Hal senada disampaikan Kepala Bidang Pembinaan Sekolah Dasar Dinas Pendidikan Luwu Timur, Agus Saman. Ia menegaskan bahwa Dinas Pendidikan tidak pernah mengarahkan ataupun memerintahkan kepala sekolah untuk memasang iklan ucapan selamat pelantikan Bupati dan Wakil Bupati Luwu Timur.
Menurut Agus, kabar mengenai penggunaan dana BOS untuk membayar iklan juga tidak berdasar. Ia menilai hal tersebut tidak mungkin terjadi karena penggunaan dana BOS telah diatur secara ketat melalui petunjuk teknis (juknis).

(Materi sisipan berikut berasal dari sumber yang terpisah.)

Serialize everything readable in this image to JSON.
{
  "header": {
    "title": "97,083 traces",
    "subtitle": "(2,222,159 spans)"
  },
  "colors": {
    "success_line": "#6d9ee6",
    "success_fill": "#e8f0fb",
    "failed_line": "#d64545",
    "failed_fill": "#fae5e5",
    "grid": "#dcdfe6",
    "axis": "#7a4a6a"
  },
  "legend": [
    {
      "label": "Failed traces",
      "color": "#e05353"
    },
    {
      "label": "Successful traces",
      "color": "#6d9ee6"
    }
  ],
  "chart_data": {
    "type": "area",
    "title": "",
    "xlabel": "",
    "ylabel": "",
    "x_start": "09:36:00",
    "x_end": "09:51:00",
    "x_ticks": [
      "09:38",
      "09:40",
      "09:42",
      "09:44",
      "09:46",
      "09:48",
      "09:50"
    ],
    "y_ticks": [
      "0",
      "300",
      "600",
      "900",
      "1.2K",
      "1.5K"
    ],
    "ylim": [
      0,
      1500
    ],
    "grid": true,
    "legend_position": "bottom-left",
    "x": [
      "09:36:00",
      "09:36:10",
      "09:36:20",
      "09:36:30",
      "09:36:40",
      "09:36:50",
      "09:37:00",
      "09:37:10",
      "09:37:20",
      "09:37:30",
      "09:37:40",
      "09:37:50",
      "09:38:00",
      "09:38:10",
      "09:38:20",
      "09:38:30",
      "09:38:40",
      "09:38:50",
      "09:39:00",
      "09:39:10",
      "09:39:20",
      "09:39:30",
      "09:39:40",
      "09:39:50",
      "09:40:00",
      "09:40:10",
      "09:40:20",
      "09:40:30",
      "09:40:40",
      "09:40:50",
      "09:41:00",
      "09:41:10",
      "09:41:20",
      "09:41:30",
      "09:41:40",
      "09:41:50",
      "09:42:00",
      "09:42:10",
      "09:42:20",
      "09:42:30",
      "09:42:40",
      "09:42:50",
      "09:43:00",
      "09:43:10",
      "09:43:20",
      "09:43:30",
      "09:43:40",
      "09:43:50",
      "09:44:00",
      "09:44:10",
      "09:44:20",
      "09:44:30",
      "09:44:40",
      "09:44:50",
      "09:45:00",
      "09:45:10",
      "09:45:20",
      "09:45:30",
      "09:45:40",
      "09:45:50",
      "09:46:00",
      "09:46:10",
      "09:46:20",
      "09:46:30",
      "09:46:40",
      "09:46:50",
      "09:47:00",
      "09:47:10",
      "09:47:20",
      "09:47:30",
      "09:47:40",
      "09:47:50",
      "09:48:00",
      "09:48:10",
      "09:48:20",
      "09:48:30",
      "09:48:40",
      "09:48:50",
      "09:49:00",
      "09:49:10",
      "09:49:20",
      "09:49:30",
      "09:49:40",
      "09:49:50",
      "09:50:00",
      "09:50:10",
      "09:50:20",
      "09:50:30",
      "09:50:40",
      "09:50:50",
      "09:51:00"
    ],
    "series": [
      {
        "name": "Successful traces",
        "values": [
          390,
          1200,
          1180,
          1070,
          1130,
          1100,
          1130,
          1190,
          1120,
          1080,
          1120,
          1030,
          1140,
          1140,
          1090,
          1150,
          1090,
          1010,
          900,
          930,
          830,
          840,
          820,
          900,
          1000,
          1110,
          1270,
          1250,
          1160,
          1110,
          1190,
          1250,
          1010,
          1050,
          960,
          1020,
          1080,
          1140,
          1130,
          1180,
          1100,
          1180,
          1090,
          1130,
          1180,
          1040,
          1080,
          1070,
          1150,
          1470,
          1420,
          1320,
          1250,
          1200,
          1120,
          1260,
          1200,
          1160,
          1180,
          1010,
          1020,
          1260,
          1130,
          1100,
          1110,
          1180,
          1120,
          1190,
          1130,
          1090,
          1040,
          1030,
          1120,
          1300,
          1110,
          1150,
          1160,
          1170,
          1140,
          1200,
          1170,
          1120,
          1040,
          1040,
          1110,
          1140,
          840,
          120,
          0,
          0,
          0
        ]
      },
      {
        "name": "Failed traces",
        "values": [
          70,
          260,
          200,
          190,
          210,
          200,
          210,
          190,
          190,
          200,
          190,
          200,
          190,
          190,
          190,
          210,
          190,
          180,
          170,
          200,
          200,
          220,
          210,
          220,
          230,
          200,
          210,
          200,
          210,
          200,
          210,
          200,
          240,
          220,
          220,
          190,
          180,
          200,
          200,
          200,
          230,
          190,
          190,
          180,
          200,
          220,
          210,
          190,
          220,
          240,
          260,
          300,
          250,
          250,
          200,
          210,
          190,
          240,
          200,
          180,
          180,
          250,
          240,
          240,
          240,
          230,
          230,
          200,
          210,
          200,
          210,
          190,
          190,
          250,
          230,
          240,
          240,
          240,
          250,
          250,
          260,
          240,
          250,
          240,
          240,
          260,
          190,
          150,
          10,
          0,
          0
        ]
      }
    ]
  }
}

“Setahu saya itu tidak mungkin, karena penggunaan dana BOS sudah diatur dalam juknis. Tidak mungkin dana tersebut digunakan untuk membayar iklan di media,” jelas Agus.
Sejumlah kepala sekolah SD dan SMP di Luwu Timur yang dikonfirmasi juga membantah adanya penggunaan dana BOS untuk pemasangan iklan tersebut. Mereka menegaskan bahwa tidak pernah ada arahan dari Dinas Pendidikan terkait pemasangan iklan ucapan selamat.
“Jika pun ada iklan ucapan selamat yang kami pasang, itu menggunakan dana pribadi. Kami juga tidak pernah mendapat arahan dari Dinas Pendidikan untuk memasang iklan,” ujar salah seorang kepala sekolah.